Automatic Generation of Safety-compliant Linear Temporal Logic via Large Language Model: A Self-supervised Framework
Junle Li, Meiqi Tian, Bingzhuo Zhong
TL;DR
AutoSafeLTL tackles the problem of generating safety-compliant LTL specifications from natural language for CPS. It couples LLM-driven extraction with a formal verification loop that uses automata-based language inclusion checks (Ramsey-based) to enforce safety restrictions, supported by two agents: LLM-as-an-Aligner for atomic proposition alignment and LLM-as-a-Critic for counterexample-guided refinement. The approach demonstrates zero safety-violation rate in experiments and achieves substantial semantic alignment with original instructions, illustrating a practical synergy between AI and formal verification.
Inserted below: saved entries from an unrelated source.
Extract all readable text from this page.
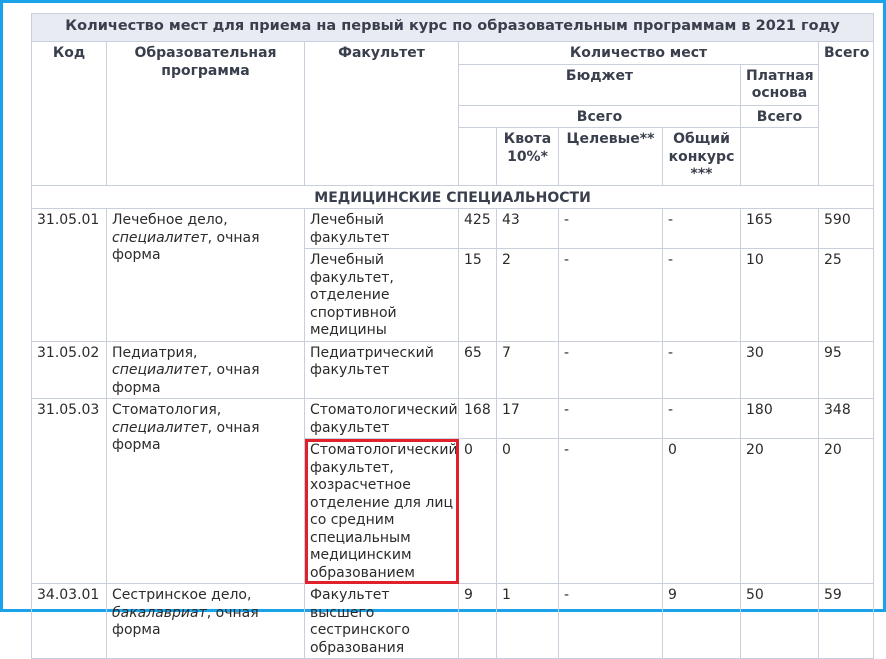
Количество мест для приема на первый курс по образовательным программам в 2021 году								
Код	Образовательная программа	Факультет	Количество мест					Всего
			Бюджет				Платная основа	
			Всего				Всего	
				Квота 10%*	Целевые**	Общий конкурс ***		
МЕДИЦИНСКИЕ СПЕЦИАЛЬНОСТИ								
31.05.01	Лечебное дело, специалитет, очная форма	Лечебный факультет	425	43	-	-	165	590
		Лечебный факультет, отделение спортивной медицины	15	2	-	-	10	25
31.05.02	Педиатрия, специалитет, очная форма	Педиатрический факультет	65	7	-	-	30	95
31.05.03	Стоматология, специалитет, очная форма	Стоматологический факультет	168	17	-	-	180	348
		Стоматологический факультет, хозрасчетное отделение для лиц со средним специальным медицинским образованием	0	0	-	0	20	20
34.03.01	Сестринское дело, бакалавриат, очная форма	Факультет высшего сестринского образования	9	1	-	9	50	59
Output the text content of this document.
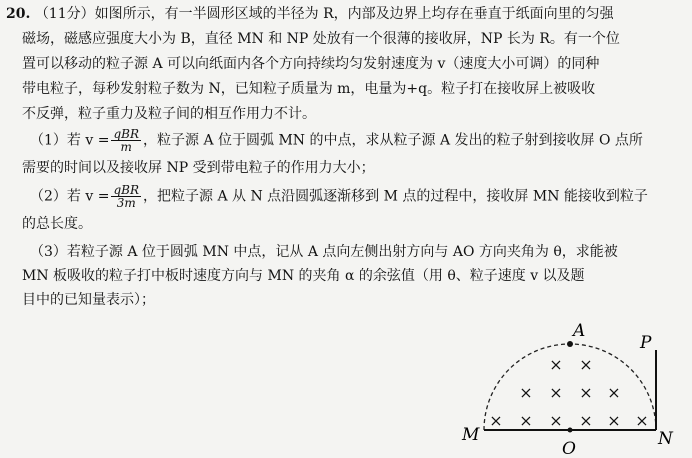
20. （11分）如图所示，有一半圆形区域的半径为 R，内部及边界上均存在垂直于纸面向里的匀强
磁场，磁感应强度大小为 B，直径 MN 和 NP 处放有一个很薄的接收屏，NP 长为 R。有一个位
置可以移动的粒子源 A 可以向纸面内各个方向持续均匀发射速度为 v（速度大小可调）的同种
带电粒子，每秒发射粒子数为 N，已知粒子质量为 m，电量为+q。粒子打在接收屏上被吸收
不反弹，粒子重力及粒子间的相互作用力不计。
（1）若 $v = \frac{\text{qBR}}{m}$ ，粒子源 A 位于圆弧 MN 的中点，求从粒子源 A 发出的粒子射到接收屏 O 点所
需要的时间以及接收屏 NP 受到带电粒子的作用力大小；
（2）若 $v = \frac{\text{qBR}}{3m}$ ，把粒子源 A 从 N 点沿圆弧逐渐移到 M 点的过程中，接收屏 MN 能接收到粒子
的总长度。
（3）若粒子源 A 位于圆弧 MN 中点，记从 A 点向左侧出射方向与 AO 方向夹角为 θ，求能被
MN 板吸收的粒子打中板时速度方向与 MN 的夹角 α 的余弦值（用 θ、粒子速度 v 以及题
目中的已知量表示）；
× ×
× × × ×
× × × × × ×
A
P
M	N
O
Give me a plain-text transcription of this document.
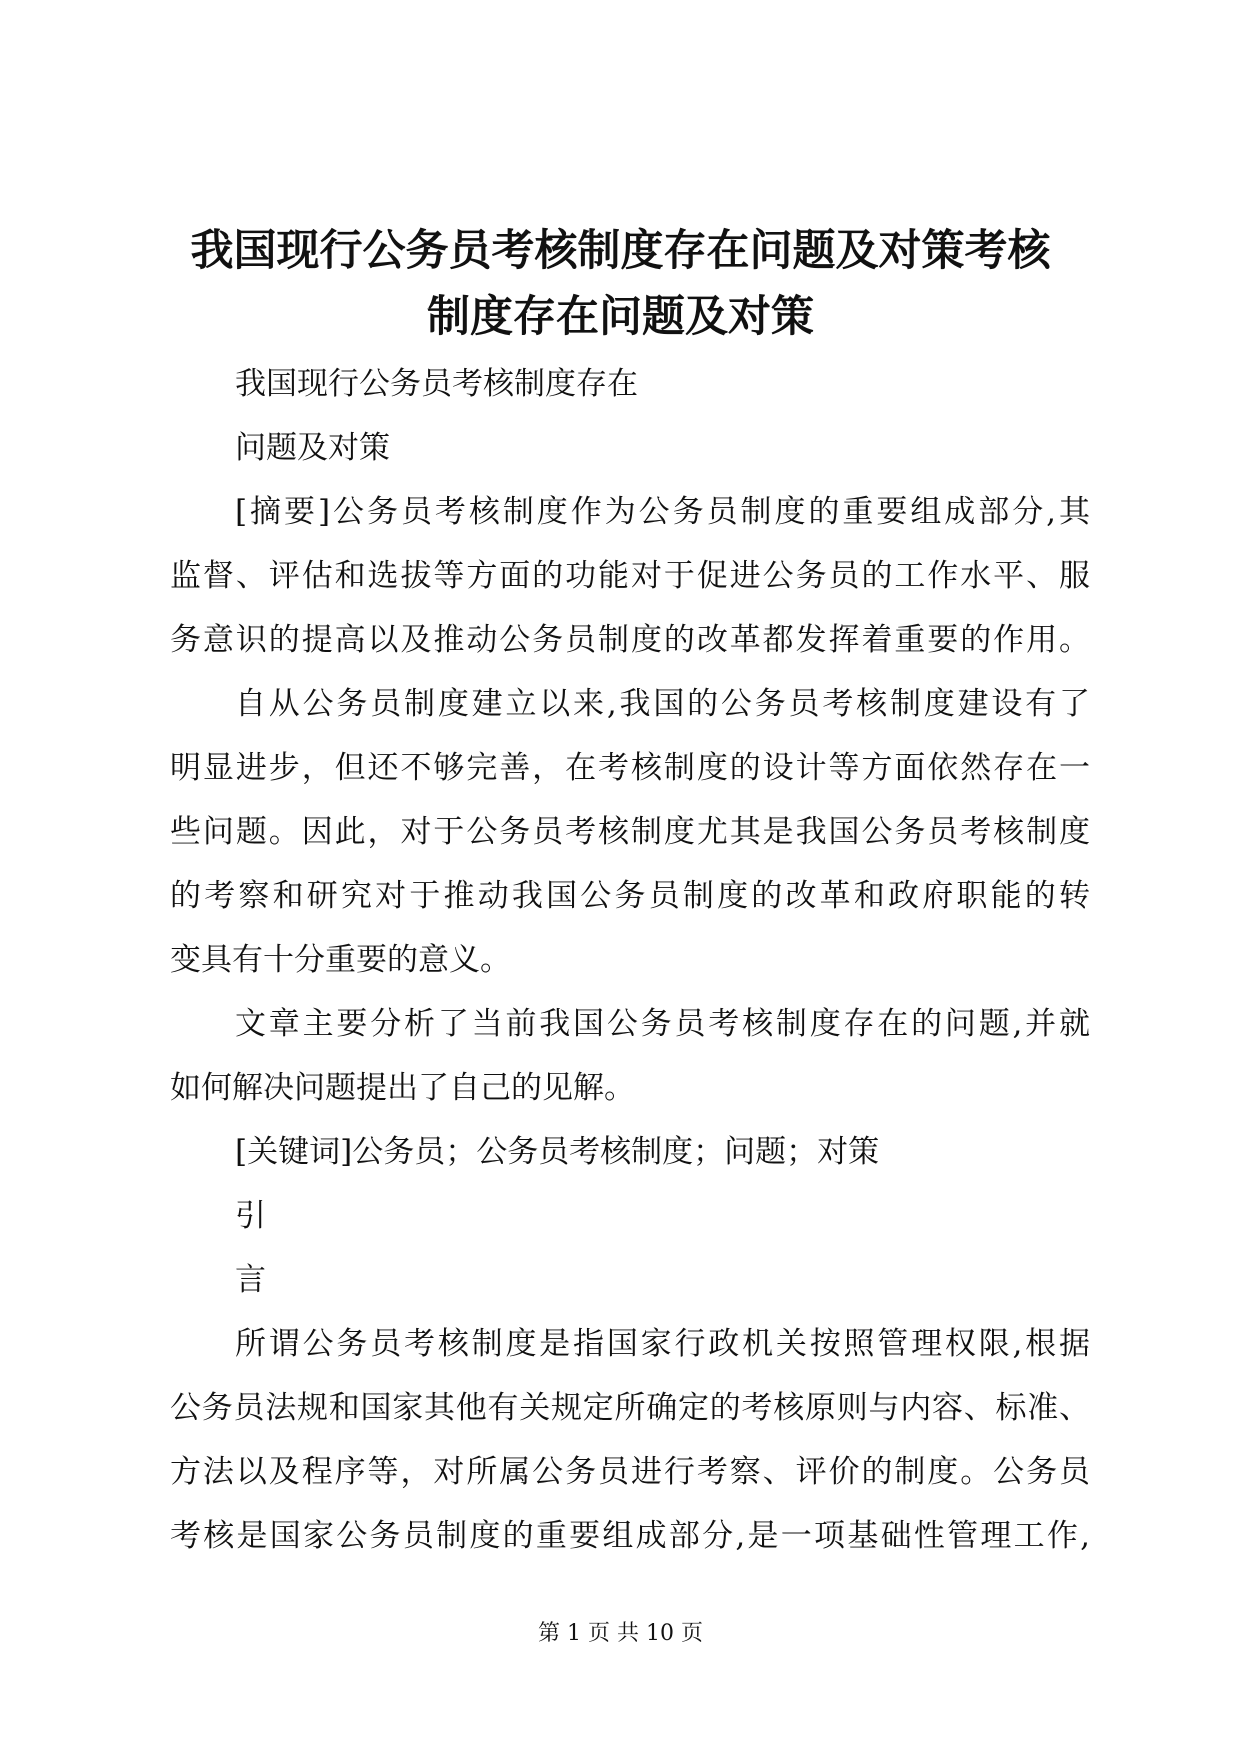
我国现行公务员考核制度存在问题及对策考核
制度存在问题及对策
我国现行公务员考核制度存在
问题及对策
[摘要]公务员考核制度作为公务员制度的重要组成部分,其
监督、评估和选拔等方面的功能对于促进公务员的工作水平、服
务意识的提高以及推动公务员制度的改革都发挥着重要的作用。
自从公务员制度建立以来,我国的公务员考核制度建设有了
明显进步，但还不够完善，在考核制度的设计等方面依然存在一
些问题。因此，对于公务员考核制度尤其是我国公务员考核制度
的考察和研究对于推动我国公务员制度的改革和政府职能的转
变具有十分重要的意义。
文章主要分析了当前我国公务员考核制度存在的问题,并就
如何解决问题提出了自己的见解。
[关键词]公务员；公务员考核制度；问题；对策
引
言
所谓公务员考核制度是指国家行政机关按照管理权限,根据
公务员法规和国家其他有关规定所确定的考核原则与内容、标准、
方法以及程序等，对所属公务员进行考察、评价的制度。公务员
考核是国家公务员制度的重要组成部分,是一项基础性管理工作,
第 1 页 共 10 页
Collectively, the work shows how self-supervised AI methods can produce formally guaranteed, safety-aware specifications at scale for AI-enabled CPS."
Abstract
Converting high-level tasks described by natural language into formal specifications like Linear Temporal Logic (LTL) is a key step towards providing formal safety guarantees over cyber-physical systems (CPS). While the compliance of the formal specifications themselves against the safety restrictions imposed on CPS is crucial for ensuring safety, most existing works only focus on translation consistency between natural languages and formal specifications. In this paper, we introduce AutoSafeLTL, a self-supervised framework that utilizes large language models (LLMs) to automate the generation of LTL specifications complying with a set of safety restrictions while preserving their logical consistency and semantic accuracy. As a key insight, our framework integrates Language Inclusion check with an automated counterexample-guided modification mechanism to ensure the safety-compliance of the resulting LTL specifications. In particular, we develop 1) an LLM-as-an-Aligner, which performs atomic proposition matching between generated LTL specifications and safety restrictions to enforce semantic alignment; and 2) an LLM-as-a-Critic, which automates LTL specification refinement by interpreting counterexamples derived from Language Inclusion checks. Experimental results demonstrate that our architecture effectively guarantees safety-compliance for the generated LTL specifications, achieving a 0% violation rate against imposed safety restrictions. This shows the potential of our work in synergizing AI and formal verification techniques, enhancing safety-aware specification generation and automatic verification for both AI and critical CPS applications.